In der nordkoreanischen Hauptstadt Pjöngjang soll es immer mehr Autos geben. Das zeigen wohl Satellitenbilder und private Aufnahmen aus dem abgeschotteten und streng sanktionierten Land. Was steckt dahinter?
Die Farbe des Nummernschilds verrät es: Wenn es gelb ist, handelt es sich um ein Privatfahrzeug – und von diesen Pkw sind auf den Straßen der nordkoreanischen Hauptstadt Pjöngjang immer mehr unterwegs. In den sozialen Medien und in verifizierten Videos von Nachrichtenagenturen kursieren zunehmend Bilder von Neuwagen in dem abgeschotteten Land, sogar von Staus.
„In letzter Zeit hat die Zahl der Fahrzeuge so stark zugenommen, dass Themen wie Luftverschmutzung selbst für die nordkoreanischen Behörden zu einem Problem geworden sind“, erklärt Lee Sang-Yong, Direktor beim auf Nordkorea-Berichterstattung spezialisierten Medienhaus Daily NK. Mit der steigenden Zahl der Autos werde sogar immer wieder über Parkplatzmangel diskutiert.
Kaum Tankstellen und Werkstätten
Privatwagen waren in Nordkorea bislang so ungewöhnlich, dass selbst neuere Hochhäuser in Pjöngjang ohne Parkflächen für die Anwohner geplant wurden. Auch Tankstellen und Sprit für Pkw gibt es kaum. Es existiert praktisch keine Infrastruktur für Ersatzteile oder Werkstätten.
Woher aber kommt diese scheinbar plötzliche Zunahme von Autos auf den Straßen Nordkoreas? Ein Grund scheint eine Gesetzesänderung zu sein, sagt der Büroleiter der FDP-nahen Friedrich-Naumann-Stiftung in Südkoreas Hauptstadt Seoul, Frederic Spohr.
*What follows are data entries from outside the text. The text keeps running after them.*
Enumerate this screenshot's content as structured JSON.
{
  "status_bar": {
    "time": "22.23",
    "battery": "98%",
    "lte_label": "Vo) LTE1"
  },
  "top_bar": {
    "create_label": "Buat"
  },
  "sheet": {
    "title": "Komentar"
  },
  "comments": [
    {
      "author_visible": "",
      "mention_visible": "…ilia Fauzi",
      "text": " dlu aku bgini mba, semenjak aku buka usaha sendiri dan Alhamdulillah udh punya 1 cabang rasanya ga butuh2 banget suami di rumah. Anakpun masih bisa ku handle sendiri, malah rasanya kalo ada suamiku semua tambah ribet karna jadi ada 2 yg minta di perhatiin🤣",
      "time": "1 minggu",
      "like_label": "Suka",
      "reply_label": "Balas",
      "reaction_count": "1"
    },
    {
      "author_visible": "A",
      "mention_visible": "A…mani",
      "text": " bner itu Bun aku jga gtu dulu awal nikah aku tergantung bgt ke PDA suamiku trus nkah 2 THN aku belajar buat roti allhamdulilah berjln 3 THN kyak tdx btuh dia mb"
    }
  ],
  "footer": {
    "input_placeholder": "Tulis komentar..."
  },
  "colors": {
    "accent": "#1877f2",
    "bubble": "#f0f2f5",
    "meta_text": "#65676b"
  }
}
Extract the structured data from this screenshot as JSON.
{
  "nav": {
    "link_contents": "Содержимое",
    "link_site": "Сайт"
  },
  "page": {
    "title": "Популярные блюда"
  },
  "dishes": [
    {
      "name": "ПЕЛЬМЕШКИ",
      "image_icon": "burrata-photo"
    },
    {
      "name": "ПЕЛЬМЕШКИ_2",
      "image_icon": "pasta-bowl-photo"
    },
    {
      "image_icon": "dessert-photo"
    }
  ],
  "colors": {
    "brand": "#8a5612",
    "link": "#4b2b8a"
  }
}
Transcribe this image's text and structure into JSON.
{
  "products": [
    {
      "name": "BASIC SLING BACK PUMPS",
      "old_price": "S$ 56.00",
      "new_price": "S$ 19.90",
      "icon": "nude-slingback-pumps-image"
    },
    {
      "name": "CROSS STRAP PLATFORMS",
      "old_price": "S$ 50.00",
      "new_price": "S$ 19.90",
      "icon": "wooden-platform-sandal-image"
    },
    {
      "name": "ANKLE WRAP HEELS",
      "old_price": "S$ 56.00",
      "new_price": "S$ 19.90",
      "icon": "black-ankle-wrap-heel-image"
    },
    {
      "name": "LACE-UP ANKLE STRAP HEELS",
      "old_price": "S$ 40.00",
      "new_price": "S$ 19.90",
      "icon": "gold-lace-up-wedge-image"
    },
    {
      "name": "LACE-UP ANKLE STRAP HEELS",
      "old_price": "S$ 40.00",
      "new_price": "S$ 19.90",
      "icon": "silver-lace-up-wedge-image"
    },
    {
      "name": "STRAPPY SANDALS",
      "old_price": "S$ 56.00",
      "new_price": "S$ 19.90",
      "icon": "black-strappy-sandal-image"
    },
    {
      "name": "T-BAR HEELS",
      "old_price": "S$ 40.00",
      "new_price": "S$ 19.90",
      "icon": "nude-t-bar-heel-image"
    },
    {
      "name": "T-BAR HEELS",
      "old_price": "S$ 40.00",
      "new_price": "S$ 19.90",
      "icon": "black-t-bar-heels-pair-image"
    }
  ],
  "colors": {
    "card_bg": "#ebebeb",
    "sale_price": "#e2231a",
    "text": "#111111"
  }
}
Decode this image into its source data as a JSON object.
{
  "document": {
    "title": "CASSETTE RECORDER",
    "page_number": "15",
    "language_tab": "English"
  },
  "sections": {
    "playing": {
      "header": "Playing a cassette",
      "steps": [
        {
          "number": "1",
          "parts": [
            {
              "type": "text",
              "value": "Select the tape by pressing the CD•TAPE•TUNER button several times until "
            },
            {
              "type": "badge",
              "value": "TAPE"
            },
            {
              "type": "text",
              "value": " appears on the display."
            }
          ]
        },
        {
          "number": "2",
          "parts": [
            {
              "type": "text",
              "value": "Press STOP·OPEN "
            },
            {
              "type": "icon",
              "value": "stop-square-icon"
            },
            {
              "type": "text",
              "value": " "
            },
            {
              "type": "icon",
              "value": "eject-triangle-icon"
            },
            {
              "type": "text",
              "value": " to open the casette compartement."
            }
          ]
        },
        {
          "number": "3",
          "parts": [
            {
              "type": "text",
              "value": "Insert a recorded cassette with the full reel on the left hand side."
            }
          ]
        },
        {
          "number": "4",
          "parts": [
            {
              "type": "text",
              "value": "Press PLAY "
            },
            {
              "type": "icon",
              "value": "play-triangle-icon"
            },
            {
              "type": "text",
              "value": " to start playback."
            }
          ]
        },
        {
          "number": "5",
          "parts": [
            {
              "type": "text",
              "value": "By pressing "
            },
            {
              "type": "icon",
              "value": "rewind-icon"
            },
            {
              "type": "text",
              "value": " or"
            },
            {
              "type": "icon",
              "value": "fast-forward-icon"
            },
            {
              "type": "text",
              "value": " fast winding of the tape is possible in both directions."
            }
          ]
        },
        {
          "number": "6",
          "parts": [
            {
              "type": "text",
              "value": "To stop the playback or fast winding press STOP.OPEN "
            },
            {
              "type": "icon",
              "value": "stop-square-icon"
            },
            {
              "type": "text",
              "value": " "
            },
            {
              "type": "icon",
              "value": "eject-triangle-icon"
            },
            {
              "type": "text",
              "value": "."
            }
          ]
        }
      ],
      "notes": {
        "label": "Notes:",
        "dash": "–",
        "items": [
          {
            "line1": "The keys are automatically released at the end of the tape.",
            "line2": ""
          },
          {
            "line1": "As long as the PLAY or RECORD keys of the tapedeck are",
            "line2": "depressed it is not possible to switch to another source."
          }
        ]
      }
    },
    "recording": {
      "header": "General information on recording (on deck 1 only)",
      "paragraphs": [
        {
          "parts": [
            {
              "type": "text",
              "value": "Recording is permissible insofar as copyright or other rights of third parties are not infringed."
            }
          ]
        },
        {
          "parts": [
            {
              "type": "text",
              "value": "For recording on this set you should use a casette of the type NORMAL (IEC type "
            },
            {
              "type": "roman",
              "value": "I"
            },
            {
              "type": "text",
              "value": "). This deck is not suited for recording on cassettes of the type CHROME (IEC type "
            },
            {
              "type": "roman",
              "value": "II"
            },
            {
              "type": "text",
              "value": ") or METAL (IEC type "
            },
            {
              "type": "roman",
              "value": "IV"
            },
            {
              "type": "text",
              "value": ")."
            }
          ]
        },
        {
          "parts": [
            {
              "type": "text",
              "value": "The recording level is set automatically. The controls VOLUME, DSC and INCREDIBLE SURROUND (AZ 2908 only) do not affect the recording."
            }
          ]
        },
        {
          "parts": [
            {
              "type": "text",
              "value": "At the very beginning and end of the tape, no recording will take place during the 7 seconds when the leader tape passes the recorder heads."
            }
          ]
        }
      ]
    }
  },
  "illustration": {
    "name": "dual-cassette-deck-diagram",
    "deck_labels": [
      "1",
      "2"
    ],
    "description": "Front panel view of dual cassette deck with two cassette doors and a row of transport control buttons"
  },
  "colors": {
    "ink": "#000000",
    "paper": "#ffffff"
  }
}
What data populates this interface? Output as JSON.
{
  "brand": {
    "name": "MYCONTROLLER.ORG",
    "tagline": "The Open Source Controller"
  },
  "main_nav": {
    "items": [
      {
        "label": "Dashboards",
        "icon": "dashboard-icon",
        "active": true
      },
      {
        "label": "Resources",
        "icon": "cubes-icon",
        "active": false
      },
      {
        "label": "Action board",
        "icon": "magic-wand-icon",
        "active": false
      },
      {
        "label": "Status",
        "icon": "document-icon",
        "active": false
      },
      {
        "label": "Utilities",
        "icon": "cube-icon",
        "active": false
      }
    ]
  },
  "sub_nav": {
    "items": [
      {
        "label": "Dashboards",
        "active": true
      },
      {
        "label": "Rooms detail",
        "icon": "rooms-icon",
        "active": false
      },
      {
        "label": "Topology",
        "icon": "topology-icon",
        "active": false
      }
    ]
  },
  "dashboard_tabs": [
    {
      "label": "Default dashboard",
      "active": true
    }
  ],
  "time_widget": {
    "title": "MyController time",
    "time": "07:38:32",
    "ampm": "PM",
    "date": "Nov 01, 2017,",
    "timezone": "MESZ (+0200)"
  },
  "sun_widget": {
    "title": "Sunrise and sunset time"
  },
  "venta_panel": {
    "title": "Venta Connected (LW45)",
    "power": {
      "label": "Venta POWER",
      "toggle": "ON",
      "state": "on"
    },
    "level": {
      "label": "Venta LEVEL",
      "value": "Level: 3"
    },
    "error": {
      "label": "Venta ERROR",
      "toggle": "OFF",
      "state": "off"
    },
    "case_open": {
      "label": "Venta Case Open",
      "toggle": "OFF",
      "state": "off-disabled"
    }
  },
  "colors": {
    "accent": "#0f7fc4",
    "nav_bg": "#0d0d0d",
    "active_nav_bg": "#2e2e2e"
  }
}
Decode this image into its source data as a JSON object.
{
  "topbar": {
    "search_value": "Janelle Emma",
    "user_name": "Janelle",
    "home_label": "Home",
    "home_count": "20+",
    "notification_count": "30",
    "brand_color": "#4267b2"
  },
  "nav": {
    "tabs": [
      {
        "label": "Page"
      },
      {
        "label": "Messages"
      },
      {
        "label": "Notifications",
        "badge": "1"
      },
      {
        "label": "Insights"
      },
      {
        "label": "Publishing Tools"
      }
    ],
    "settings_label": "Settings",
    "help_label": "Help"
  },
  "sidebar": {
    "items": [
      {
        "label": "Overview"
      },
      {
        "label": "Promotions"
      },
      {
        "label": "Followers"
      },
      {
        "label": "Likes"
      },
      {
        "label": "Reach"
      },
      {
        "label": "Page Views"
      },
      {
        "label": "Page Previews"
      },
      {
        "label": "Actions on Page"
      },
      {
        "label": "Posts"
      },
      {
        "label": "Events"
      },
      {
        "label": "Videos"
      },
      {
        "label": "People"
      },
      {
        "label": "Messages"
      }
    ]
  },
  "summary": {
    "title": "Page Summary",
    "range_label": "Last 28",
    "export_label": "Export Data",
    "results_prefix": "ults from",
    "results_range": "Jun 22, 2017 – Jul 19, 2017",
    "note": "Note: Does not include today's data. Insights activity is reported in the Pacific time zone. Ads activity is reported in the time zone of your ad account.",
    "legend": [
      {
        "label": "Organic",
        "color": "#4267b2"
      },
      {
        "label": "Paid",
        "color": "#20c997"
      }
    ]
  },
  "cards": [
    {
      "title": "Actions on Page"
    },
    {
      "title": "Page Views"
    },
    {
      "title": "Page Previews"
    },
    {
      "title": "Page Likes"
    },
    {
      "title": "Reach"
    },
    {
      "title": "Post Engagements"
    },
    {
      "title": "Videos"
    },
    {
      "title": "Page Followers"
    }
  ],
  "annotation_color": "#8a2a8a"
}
„Das hängt auch sehr stark damit zusammen, dass es mittlerweile rechtlich einfacher ist, in Nordkorea Autos zu besitzen.“ Mehrere Regelungen vereinfachten das nun, so Spohr. Noch vor ein paar Jahren sei der Privatbesitz von Autos so gut wie unmöglich gewesen.
Schmuggel aus China
Ein weiterer Grund: Obwohl der Export von Autos nach Nordkorea gegen UN-Sanktionen verstößt, scheinen aktuell viele Autos aus und von China den Weg in den isolierten Staat zu finden. „Wenn die chinesischen Grenzbeamten da irgendwie ein Auge zudrücken, geschmiert werden, wie auch immer – da gibt es eben Mittel und Wege, wie man die Autos über die Grenze bekommt“, erklärt Spohr.
Die Forscherin Joung-Eun Lee vom Koreanischen Institut für Nationale Wiedervereinigung in Südkorea hat entlang der 1.400 Kilometer langen Grenze mit dem Norden Fotos gemacht und analysiert. „Wenn ich heutzutage in die Grenzregion zwischen China und Nordkorea fahre, fällt mir auf, dass mehr Taxis und auch mehr Privatwagen auf den Straßen unterwegs sind“, sagt auch sie.
In letzter Zeit seien die Fahrzeugtypen so vielfältig geworden, dass es schwerfalle, eine einzige dominierende Marke zu identifizieren. Das sei noch nicht lange so: „Früher konnte man eine bestimmte Marke ausmachen.“
Gegenleistung vom Regime
Klar ist aber auch, dass ein Großteil der Nordkoreaner sich weiterhin kein Auto leisten kann. Ohne enge Beziehungen zum Regime von Machthaber Kim Jong Un geht nichts. Diese nordkoreanischen Eliten würden derzeit offenbar besonders umgarnt, glaubt Beobachter Spohr.
„Es gibt schon Leute, die im Land zu Geld gekommen sind – wie auch immer. Und die verlangen natürlich dann auch nach gewissen Standards“, so Spohr. Den Unterstützern des Regimes müsse im Gegenzug auch etwas geboten werden – wie etwa ein eigenes Auto.
Kim Jong Un selbst hatte zuletzt Anfang 2024 ein Luxus-Auto geschenkt bekommen – von Russlands Präsident Wladimir Putin.